Sunni militants seized Rutba, western Anbar province, about 90 miles (150 kilometres) east of the Jordanian border, late on Saturday, officials said on Sunday.
The towns of Qaim, Rawah, Anah and Rutba are the first seized in predominantly Sunni Anbar province since fighters from the ISIL overran the city of Fallujah and parts of the provincial capital of Ramadi earlier this year.
The group is now prepared to take the battle to Baghdad and cities farther south housing revered Shiite shrines.
As a result, Iraqi authorities have imposed tough security measures in and around the city.
However, the call to arms from al-Sistani may increase the possibility of the turmoil in Iraq evolving into a sectarian conflict between Sunnis and Shiites.

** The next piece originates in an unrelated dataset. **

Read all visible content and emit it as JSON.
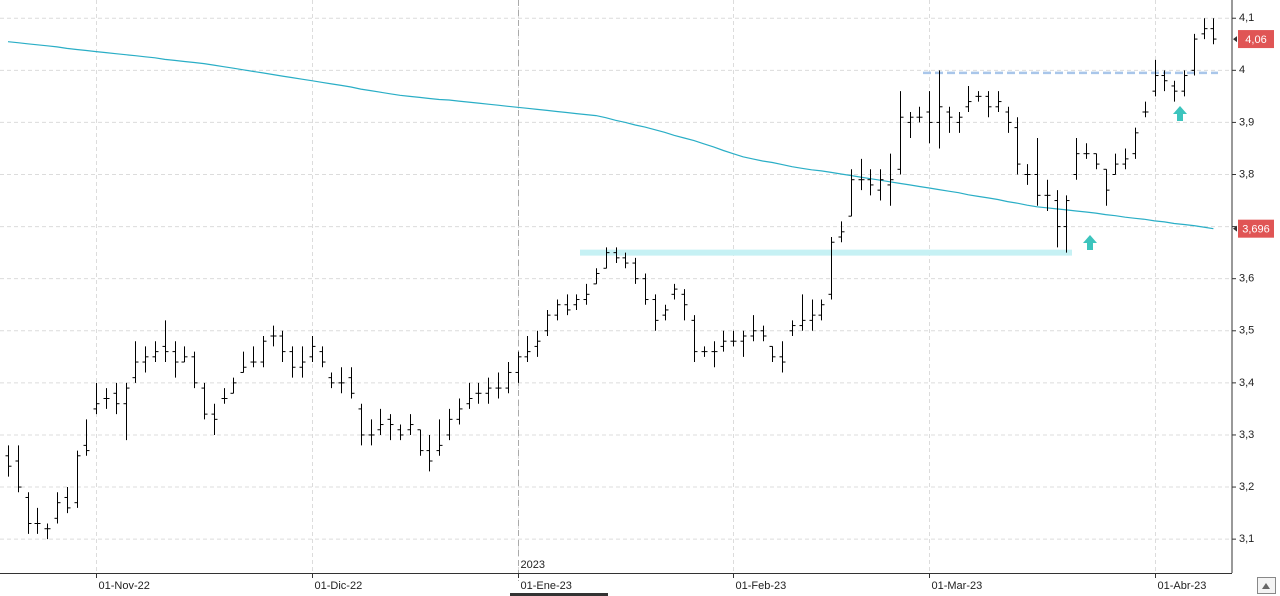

Iraqi Prime Minister Nouri Al-Maliki's Shiite-dominated government has struggled to push back against the Sunni militants, who have seized large swaths of the country's north since taking control of the second-largest city of Mosul on June 10 as troops melted away.
The prime minister, who has led the country since 2006 and has not yet secured a third term after recent parliamentary elections, has increasingly turned to Iranian-backed Shiite militias and volunteers to bolster his beleaguered security forces.